Observation of cultivated cells by scanning electron microscopy and differential interference microscopy.

Abstract

HeLa S3 cells and primary cultured cells of mouse kidney have been studied using scanning electron microscopy and differential interference microscopy. After photomicrographs were taken with the differential interference microscope, the cells were fixed with either 1% osmium tetroxide or 2.5% glutaraldehyde, and then the same fields as the differential interference photomicrographs were photographed again in the scanning electron microscope.

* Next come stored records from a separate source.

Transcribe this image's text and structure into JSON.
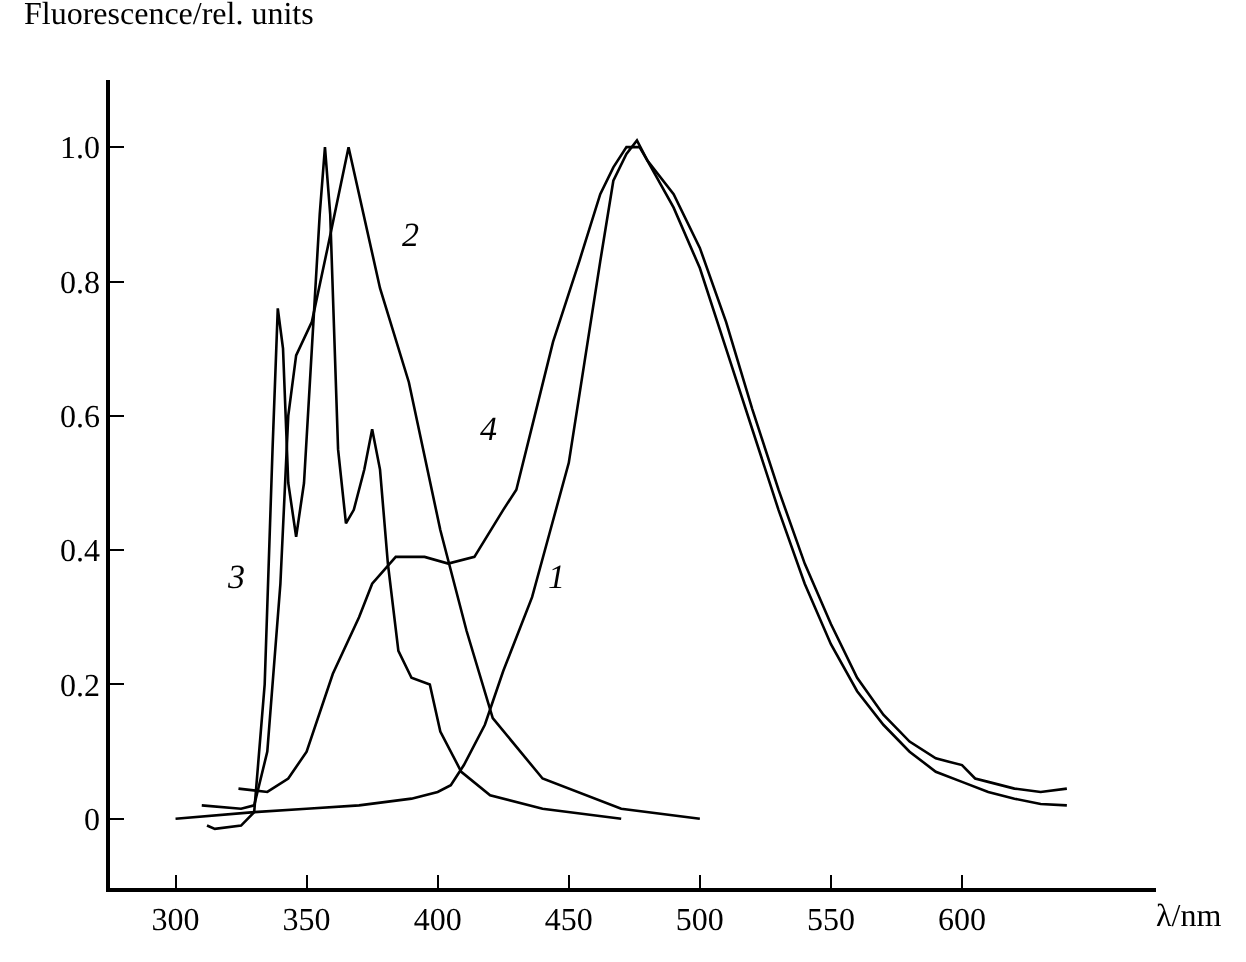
{
  "chart_data": {
    "type": "line",
    "ylabel": "Fluorescence/rel. units",
    "xlabel": "λ/nm",
    "xlim": [
      275,
      674
    ],
    "ylim": [
      -0.103,
      1.1
    ],
    "xticks": [
      300,
      350,
      400,
      450,
      500,
      550,
      600
    ],
    "yticks": [
      0,
      {
        "value": 0.2,
        "label": "0.2"
      },
      {
        "value": 0.4,
        "label": "0.4"
      },
      {
        "value": 0.6,
        "label": "0.6"
      },
      {
        "value": 0.8,
        "label": "0.8"
      },
      {
        "value": 1.0,
        "label": "1.0"
      }
    ],
    "legend": false,
    "marker": "none",
    "line_style": "solid",
    "series": [
      {
        "name": "1",
        "color": "#000000",
        "x": [
          300,
          330,
          350,
          370,
          390,
          400,
          405,
          410,
          418,
          425,
          436,
          443,
          450,
          456,
          462,
          467,
          472,
          476,
          480,
          490,
          500,
          510,
          520,
          530,
          540,
          550,
          560,
          570,
          580,
          590,
          600,
          610,
          620,
          630,
          640
        ],
        "values": [
          0.0,
          0.01,
          0.015,
          0.02,
          0.03,
          0.04,
          0.05,
          0.08,
          0.14,
          0.22,
          0.33,
          0.43,
          0.53,
          0.68,
          0.83,
          0.95,
          0.99,
          1.01,
          0.98,
          0.91,
          0.82,
          0.7,
          0.58,
          0.46,
          0.35,
          0.26,
          0.19,
          0.14,
          0.1,
          0.07,
          0.055,
          0.04,
          0.03,
          0.022,
          0.02
        ]
      },
      {
        "name": "2",
        "color": "#000000",
        "x": [
          310,
          325,
          330,
          335,
          340,
          343,
          346,
          352,
          358,
          366,
          378,
          389,
          401,
          411,
          421,
          440,
          470,
          500
        ],
        "values": [
          0.02,
          0.015,
          0.02,
          0.1,
          0.35,
          0.6,
          0.69,
          0.74,
          0.85,
          1.0,
          0.79,
          0.65,
          0.43,
          0.28,
          0.15,
          0.06,
          0.015,
          0.0
        ]
      },
      {
        "name": "3",
        "color": "#000000",
        "x": [
          312,
          315,
          325,
          330,
          334,
          337,
          339,
          341,
          343,
          346,
          349,
          352,
          355,
          357,
          359,
          362,
          365,
          368,
          372,
          375,
          378,
          381,
          385,
          390,
          397,
          401,
          409,
          420,
          440,
          470
        ],
        "values": [
          -0.01,
          -0.015,
          -0.01,
          0.01,
          0.2,
          0.55,
          0.76,
          0.7,
          0.5,
          0.42,
          0.5,
          0.7,
          0.9,
          1.0,
          0.9,
          0.55,
          0.44,
          0.46,
          0.52,
          0.58,
          0.52,
          0.38,
          0.25,
          0.21,
          0.2,
          0.13,
          0.07,
          0.035,
          0.015,
          0.0
        ]
      },
      {
        "name": "4",
        "color": "#000000",
        "x": [
          324,
          335,
          343,
          350,
          360,
          370,
          375,
          384,
          395,
          404,
          414,
          425,
          430,
          437,
          444,
          454,
          462,
          467,
          472,
          477,
          480,
          490,
          500,
          510,
          520,
          530,
          540,
          550,
          560,
          570,
          580,
          590,
          595,
          600,
          605,
          610,
          620,
          630,
          640
        ],
        "values": [
          0.045,
          0.04,
          0.06,
          0.1,
          0.216,
          0.3,
          0.35,
          0.39,
          0.39,
          0.38,
          0.39,
          0.46,
          0.49,
          0.6,
          0.71,
          0.83,
          0.93,
          0.97,
          1.0,
          1.0,
          0.98,
          0.93,
          0.85,
          0.74,
          0.61,
          0.49,
          0.38,
          0.29,
          0.21,
          0.155,
          0.115,
          0.09,
          0.085,
          0.08,
          0.06,
          0.055,
          0.045,
          0.04,
          0.045
        ]
      }
    ]
  }
}
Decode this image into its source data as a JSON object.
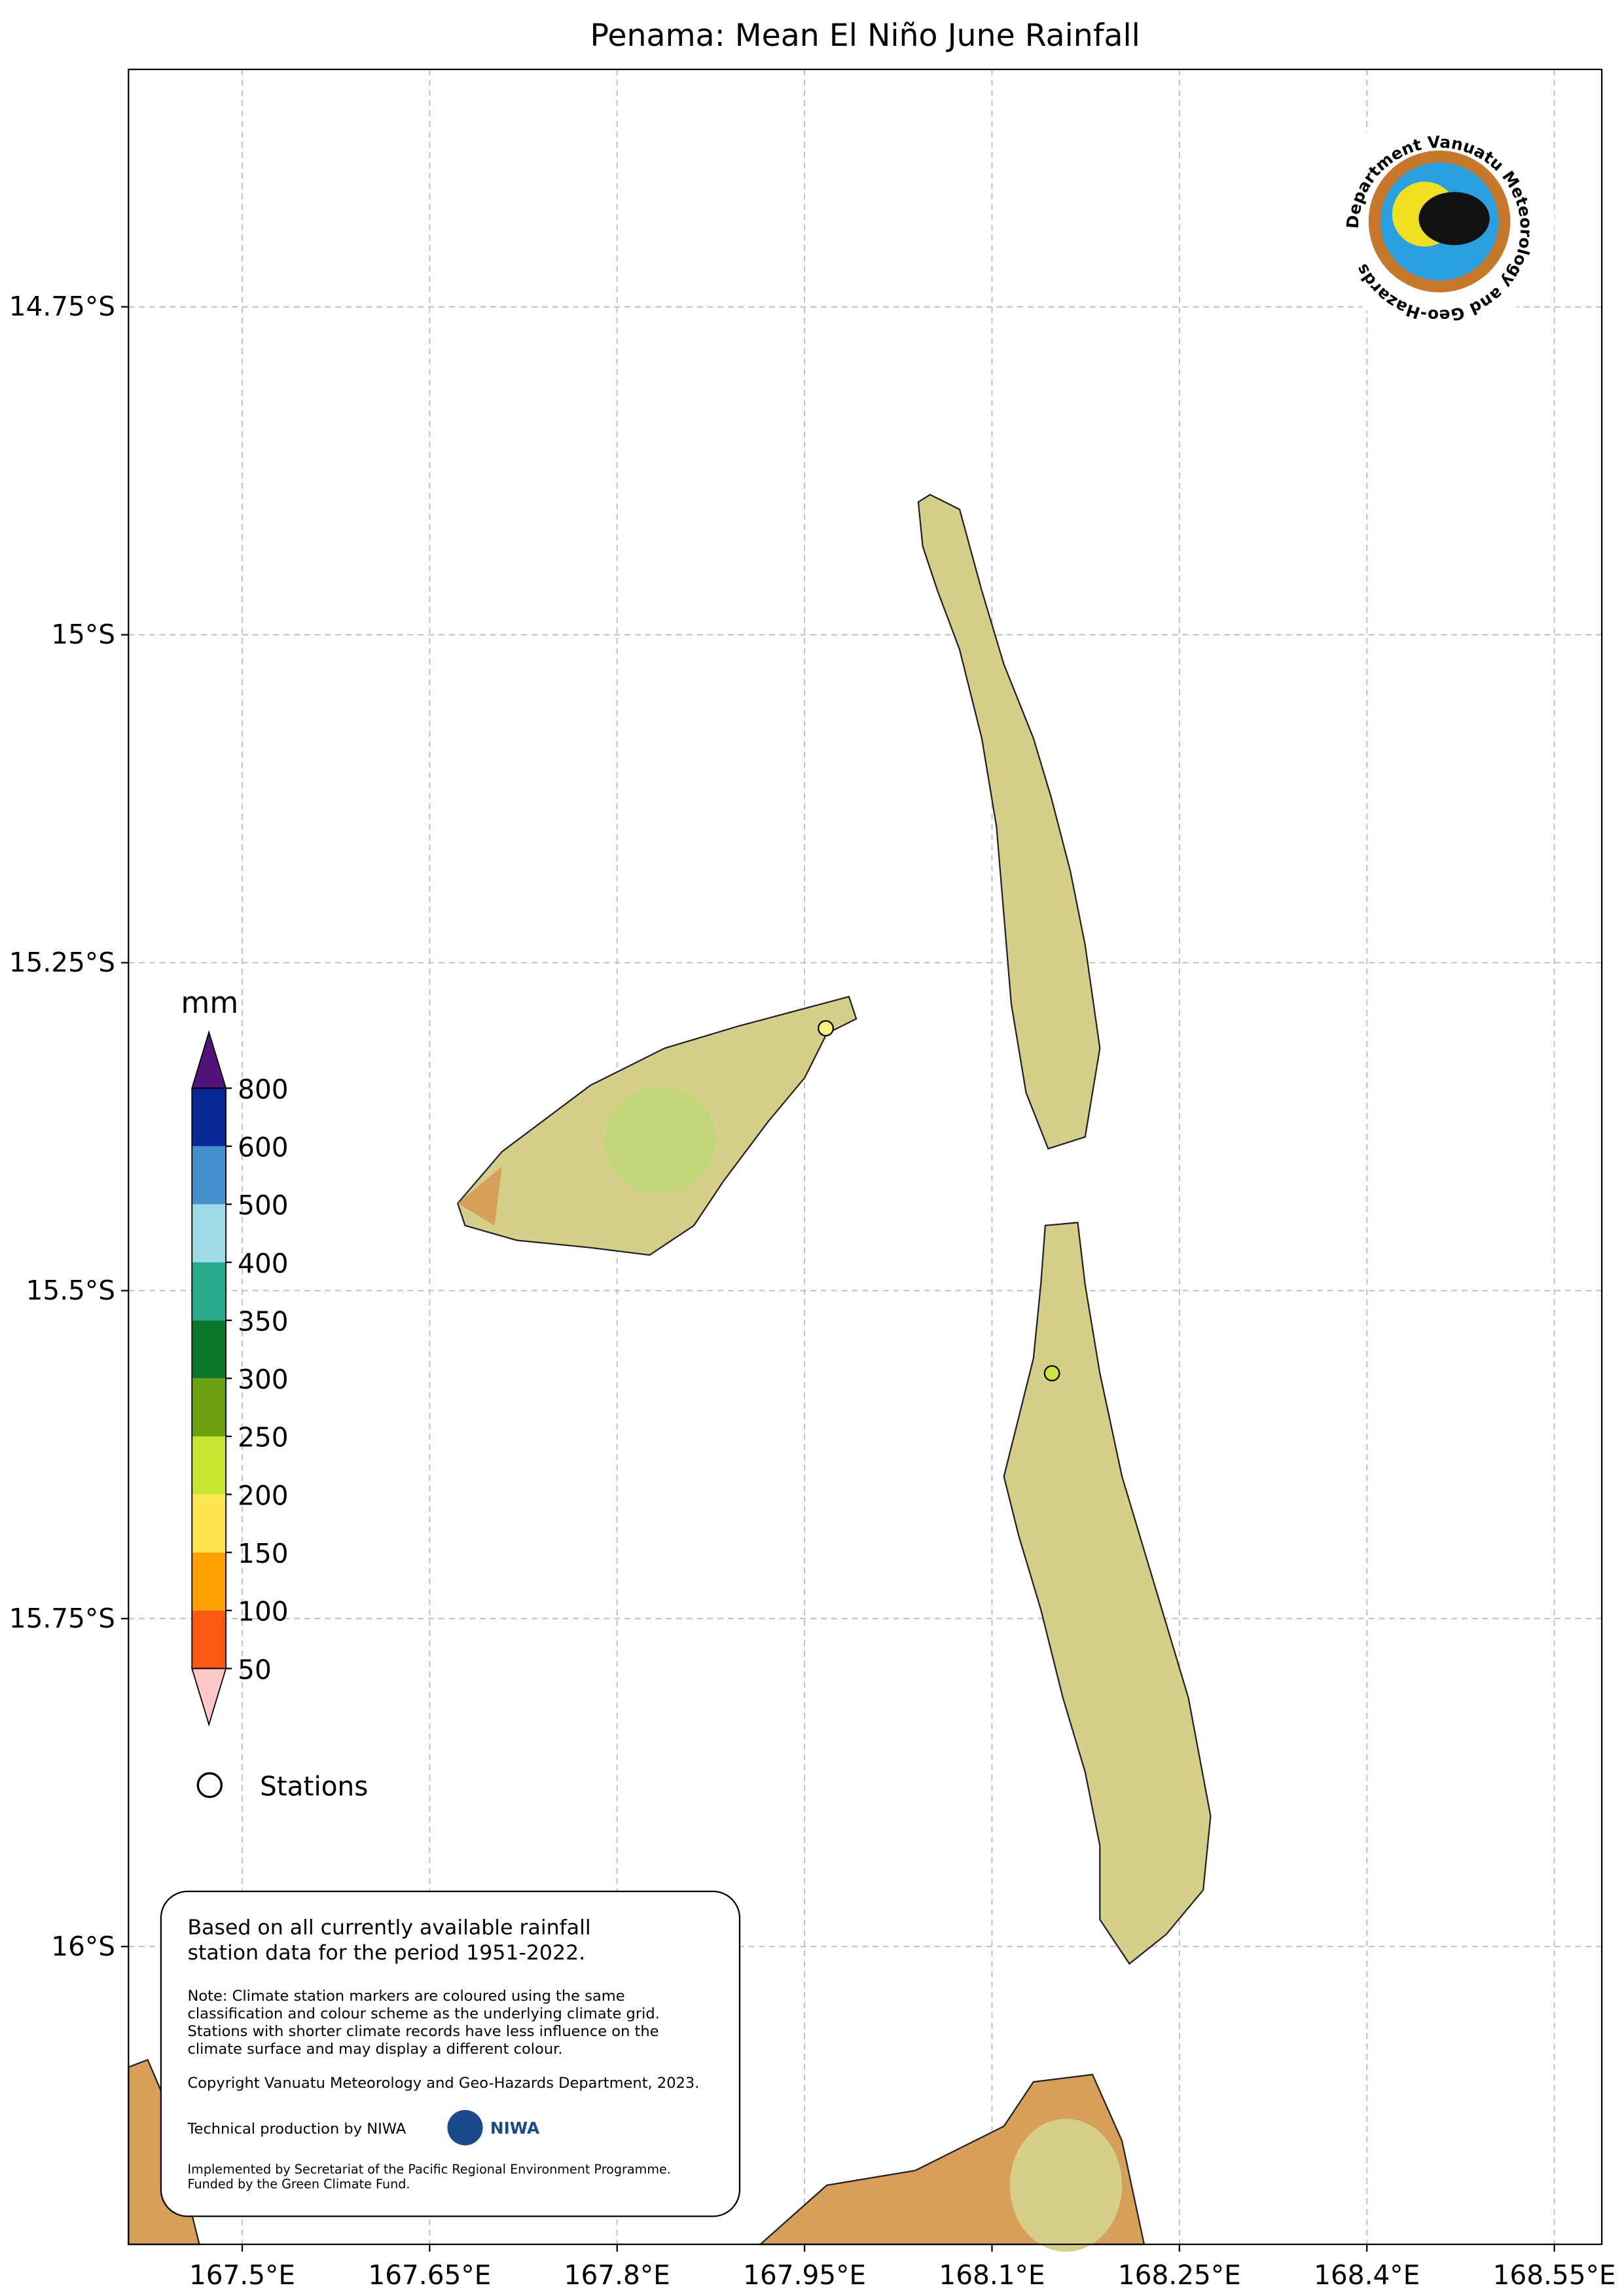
{
  "title": "Penama: Mean El Niño June Rainfall",
  "map": {
    "xlim": [
      167.409,
      168.588
    ],
    "ylim": [
      -16.227,
      -14.569
    ],
    "xticks": [
      {
        "value": 167.5,
        "label": "167.5°E"
      },
      {
        "value": 167.65,
        "label": "167.65°E"
      },
      {
        "value": 167.8,
        "label": "167.8°E"
      },
      {
        "value": 167.95,
        "label": "167.95°E"
      },
      {
        "value": 168.1,
        "label": "168.1°E"
      },
      {
        "value": 168.25,
        "label": "168.25°E"
      },
      {
        "value": 168.4,
        "label": "168.4°E"
      },
      {
        "value": 168.55,
        "label": "168.55°E"
      }
    ],
    "yticks": [
      {
        "value": -14.75,
        "label": "14.75°S"
      },
      {
        "value": -15,
        "label": "15°S"
      },
      {
        "value": -15.25,
        "label": "15.25°S"
      },
      {
        "value": -15.5,
        "label": "15.5°S"
      },
      {
        "value": -15.75,
        "label": "15.75°S"
      },
      {
        "value": -16,
        "label": "16°S"
      }
    ],
    "grid": true,
    "stations": [
      {
        "lon": 167.967,
        "lat": -15.3,
        "color": "#fff27a"
      },
      {
        "lon": 168.148,
        "lat": -15.563,
        "color": "#c8e63c"
      }
    ]
  },
  "colorbar": {
    "label": "mm",
    "levels": [
      50,
      100,
      150,
      200,
      250,
      300,
      350,
      400,
      500,
      600,
      800
    ],
    "colors": [
      "#ff5a14",
      "#ffa000",
      "#ffe650",
      "#c8e632",
      "#6ea014",
      "#0a7828",
      "#28aa8c",
      "#a0dce6",
      "#4690cd",
      "#0a2896"
    ],
    "under_color": "#ffc8c8",
    "over_color": "#50147a"
  },
  "legend": {
    "stations": "Stations"
  },
  "info": {
    "summary": [
      "Based on all currently available rainfall",
      "station data for the period 1951-2022."
    ],
    "note": [
      "Note: Climate station markers are coloured using the same",
      "classification and colour scheme as the underlying climate grid.",
      "Stations with shorter climate records have less influence on the",
      "climate surface and may display a different colour."
    ],
    "copyright": "Copyright Vanuatu Meteorology and Geo-Hazards Department, 2023.",
    "production": "Technical production by NIWA",
    "niwa": "NIWA",
    "funding": [
      "Implemented by Secretariat of the Pacific Regional Environment Programme.",
      "Funded by the Green Climate Fund."
    ]
  },
  "logo": {
    "text": "Department Vanuatu Meteorology and Geo-Hazards"
  }
}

The results of differential interference microscopy revealed that most of the nuclei of HeLa cells and mouse kidney cells appeared thinner than the surrouding cytoplasm. On the other hand, the observations of scanning electron microscopy revealed that nuclei thinner than the surrounding cytoplasm tend to increase in HeLa cells, while the thicker nuclei have a tendency to increase in primary cultured mouse kidney cells. The fixation method did not affect these results.These results indicate that the observations by differential interference and scanning electron microscopy agreed well in established cell lines, but did not in primary cultured cells.Transmission electron microscopy of sections revealed that there were both types of nuclei, concave and convex, which supports the results obtained from the scanning electron microscopy. That nuclei appear either concave or convex in the surrounding cytoplasm is not an artifact but considered to be a physiological phenomenon related either to the cell cycle or cell establishment in vitro.